During the year upwards of seven hundred new books were acquired and prepared for circulation, thus bringing our total book stock to the respectable figure of over sixteen thousand volumes. Not that numbers alone mean very much in a library but we can boast (and our opinion is backed by that of many experienced visitors) that the quality of our book stock is unusually high.

Included in the new additions were the following important works of reference:

  • The Jewish Encyclopaedia in 10 volumes.
  • The Yearbook of World Affairs.
  • The Yearbook of Human Rights.
  • Ten Eventful Years (four supplementary volumes to the Encyclopaedia Britannica).
  • Political Handbook of the World.
  • Most of the acquisitions were brought from the College Book Fund to meet particular needs; others were the gift of the kind friends whose names follows:

  • Messrs. James Baird, Ltd.
  • Christian Science Comm. on Publication for Newfoundland.
  • Gordon Cluett, Esq.
  • John R. Courage, Esq.
  • Newfoundland Government Department of Home Affairs.
  • H. L. Etheridge, Esq.
  • The High Commissioner for Canada.
  • J. G. Higgins, Esq., K.C.
  • Dr. A. C. Hunter.
  • The John Rylands Library, Manchester.
  • Kulas Foundation, Cleveland, Ohio.
  • Pilgrim Trustees.
  • Professor Rees-Wright.
  • Robert Saunders, Esq.
  • Richard Steele, Esq.
  • A recent comparison with the list of standard books in and about English Literature published by the British Book League showed that the College Library owns a very large majority of these.

    Making The Library Known To The Students:

    The long-established custom of giving new students an introductory talk on the College Library and its workings and of providing each student with a copy of the Library Handbook was continued. Throughout the year, too, regular and frequent displays of new books were maintained and the lively interest shown in these by both students and staff was indeed gratifying.

    In an effort to bring the Library closer to the students a mimeographed pamphlet was published by the Librarian six times during the year. Entitled "News from the Library" the publication gave pointers on tapping the resources of the book collection, drew attention to articles on timely topics in current periodicals and also gave a complete list of all new books and periodicals received into the Library. The success of this venture warrants its continuance (and improvement) during the coming year.

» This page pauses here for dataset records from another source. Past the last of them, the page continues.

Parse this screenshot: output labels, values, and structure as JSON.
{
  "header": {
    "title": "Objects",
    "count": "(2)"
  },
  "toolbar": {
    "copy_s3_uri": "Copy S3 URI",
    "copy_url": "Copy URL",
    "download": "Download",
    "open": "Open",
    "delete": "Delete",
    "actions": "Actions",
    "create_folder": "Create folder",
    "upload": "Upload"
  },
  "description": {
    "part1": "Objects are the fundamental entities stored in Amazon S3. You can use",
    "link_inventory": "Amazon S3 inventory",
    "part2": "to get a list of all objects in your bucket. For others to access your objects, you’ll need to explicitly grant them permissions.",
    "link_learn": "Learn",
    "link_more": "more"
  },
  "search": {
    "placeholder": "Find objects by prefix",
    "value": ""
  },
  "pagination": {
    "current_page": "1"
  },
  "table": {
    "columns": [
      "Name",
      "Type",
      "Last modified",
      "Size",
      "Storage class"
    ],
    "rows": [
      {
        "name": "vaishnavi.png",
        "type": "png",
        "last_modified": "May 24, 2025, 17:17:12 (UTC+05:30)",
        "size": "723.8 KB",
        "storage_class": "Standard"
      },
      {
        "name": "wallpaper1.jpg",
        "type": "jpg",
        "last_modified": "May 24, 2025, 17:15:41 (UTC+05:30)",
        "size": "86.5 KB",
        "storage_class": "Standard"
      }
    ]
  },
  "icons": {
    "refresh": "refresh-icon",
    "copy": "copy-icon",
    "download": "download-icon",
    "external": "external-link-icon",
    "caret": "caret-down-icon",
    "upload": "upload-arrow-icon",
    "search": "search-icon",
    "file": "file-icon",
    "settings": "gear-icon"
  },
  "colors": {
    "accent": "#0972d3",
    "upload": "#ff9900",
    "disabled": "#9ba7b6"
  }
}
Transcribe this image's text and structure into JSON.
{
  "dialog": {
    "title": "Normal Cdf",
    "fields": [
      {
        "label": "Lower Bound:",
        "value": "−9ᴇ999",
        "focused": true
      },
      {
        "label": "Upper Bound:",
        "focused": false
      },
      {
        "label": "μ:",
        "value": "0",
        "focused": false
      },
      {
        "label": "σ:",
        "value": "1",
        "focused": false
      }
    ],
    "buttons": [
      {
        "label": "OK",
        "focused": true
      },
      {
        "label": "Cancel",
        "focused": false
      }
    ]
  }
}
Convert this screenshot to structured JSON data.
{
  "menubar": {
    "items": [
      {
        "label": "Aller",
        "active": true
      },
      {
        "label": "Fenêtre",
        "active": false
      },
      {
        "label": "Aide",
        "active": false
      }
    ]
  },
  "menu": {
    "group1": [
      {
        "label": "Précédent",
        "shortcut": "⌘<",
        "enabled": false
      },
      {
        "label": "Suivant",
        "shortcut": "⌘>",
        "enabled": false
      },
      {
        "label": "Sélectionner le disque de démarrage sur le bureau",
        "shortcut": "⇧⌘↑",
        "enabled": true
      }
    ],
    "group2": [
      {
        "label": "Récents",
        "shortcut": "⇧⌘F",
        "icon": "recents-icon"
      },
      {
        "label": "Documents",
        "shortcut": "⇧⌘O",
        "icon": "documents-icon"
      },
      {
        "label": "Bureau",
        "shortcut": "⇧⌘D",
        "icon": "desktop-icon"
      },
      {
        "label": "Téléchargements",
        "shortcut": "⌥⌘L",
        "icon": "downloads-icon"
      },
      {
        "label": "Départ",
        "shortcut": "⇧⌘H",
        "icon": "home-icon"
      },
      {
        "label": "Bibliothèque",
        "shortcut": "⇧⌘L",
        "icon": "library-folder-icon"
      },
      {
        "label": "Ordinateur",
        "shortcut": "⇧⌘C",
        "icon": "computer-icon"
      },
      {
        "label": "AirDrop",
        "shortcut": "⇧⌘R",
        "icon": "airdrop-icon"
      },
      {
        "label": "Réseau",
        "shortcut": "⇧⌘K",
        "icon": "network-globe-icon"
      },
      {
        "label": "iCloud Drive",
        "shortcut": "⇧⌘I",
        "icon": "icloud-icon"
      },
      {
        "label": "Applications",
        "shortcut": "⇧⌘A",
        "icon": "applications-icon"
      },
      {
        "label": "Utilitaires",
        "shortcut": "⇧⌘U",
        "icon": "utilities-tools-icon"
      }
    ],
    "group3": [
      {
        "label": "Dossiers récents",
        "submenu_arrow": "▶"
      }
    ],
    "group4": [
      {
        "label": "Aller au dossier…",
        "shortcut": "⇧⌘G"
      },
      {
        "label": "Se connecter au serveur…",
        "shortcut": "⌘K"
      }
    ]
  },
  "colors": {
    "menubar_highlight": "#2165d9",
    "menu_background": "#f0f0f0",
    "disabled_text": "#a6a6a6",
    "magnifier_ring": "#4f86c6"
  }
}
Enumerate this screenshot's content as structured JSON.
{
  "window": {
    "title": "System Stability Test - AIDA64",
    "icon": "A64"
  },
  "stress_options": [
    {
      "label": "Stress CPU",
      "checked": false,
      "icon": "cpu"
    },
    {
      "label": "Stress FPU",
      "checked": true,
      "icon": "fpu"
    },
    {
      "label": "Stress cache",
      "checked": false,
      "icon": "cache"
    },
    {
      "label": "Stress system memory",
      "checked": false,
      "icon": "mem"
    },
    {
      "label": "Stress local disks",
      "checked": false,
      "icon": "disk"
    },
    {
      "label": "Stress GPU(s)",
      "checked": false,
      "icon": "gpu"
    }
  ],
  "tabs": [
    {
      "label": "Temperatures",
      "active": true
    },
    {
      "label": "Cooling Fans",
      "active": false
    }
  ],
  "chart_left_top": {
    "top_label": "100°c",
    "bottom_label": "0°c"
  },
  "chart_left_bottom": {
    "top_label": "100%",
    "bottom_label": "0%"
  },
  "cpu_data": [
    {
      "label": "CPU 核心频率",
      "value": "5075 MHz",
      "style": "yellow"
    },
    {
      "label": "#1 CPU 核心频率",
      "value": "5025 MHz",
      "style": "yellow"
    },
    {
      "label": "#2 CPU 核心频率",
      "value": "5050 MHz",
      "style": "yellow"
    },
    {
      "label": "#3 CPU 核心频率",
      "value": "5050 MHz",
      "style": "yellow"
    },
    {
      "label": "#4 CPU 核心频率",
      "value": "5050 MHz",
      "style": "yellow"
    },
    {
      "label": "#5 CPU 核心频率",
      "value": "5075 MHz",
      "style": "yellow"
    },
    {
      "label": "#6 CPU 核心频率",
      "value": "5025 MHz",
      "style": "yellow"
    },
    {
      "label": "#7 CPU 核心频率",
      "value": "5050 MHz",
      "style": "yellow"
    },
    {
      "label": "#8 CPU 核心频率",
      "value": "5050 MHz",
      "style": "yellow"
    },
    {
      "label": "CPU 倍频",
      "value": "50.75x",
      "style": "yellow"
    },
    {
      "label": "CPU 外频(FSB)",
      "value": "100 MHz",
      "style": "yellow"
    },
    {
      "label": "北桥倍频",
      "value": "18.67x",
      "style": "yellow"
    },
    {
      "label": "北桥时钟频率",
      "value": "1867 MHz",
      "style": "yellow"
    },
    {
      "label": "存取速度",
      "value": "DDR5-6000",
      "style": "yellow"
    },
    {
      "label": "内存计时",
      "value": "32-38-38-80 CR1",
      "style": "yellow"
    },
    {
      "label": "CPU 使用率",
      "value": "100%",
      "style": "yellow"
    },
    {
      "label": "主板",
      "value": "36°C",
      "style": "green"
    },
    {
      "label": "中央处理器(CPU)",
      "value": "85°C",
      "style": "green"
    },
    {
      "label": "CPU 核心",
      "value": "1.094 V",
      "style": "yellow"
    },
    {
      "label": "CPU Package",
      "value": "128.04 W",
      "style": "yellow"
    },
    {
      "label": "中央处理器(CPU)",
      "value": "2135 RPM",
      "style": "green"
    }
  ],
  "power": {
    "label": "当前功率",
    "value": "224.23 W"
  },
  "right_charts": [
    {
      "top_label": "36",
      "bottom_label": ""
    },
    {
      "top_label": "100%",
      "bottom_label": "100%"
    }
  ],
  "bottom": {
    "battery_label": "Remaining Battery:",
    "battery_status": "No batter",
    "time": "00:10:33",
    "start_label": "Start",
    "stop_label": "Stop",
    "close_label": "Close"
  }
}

    The Library Prefects are to be thanked for the faithful and careful performance of their manifold and important duties. These students carry a normal load of College courses and have in addition the responsibility of supervising the reading-rooms during the day and night, checking out-going and in-coming loans, keeping the record of periodicals up to date and the sixteen thousand volumes in correct order on the shelves. Without their assistance the Library could not function.

    The Librarian extends her warm gratitude to the other members of the Library Committee: Dr. A. C. Hunter, Professor Hickman and Associate Professor Lear for advice and assistance on such matters as the budget, the distribution of the book fund and the appointment of Library Prefects.

    Material Things:

    It is the fate, the happy fate, of a Library to grow; not, in the case of a college library, to grow beyond all limits, but to greater numbers than we at present possess. The Lower Reading Room is rapidly filling up and the shelves of the Main Reading Room are crowded. Moreover the Magazine Table is quite inadequate to house the ninety-odd periodicals which we receive regularly and the reference books cannot for lack of room be correctly grouped for easy consultation. In other words the Library is badly in need of space. It is to be hoped that before long a start will be made on the long-projected extension to the building, which it is understood will include a spacious new Library.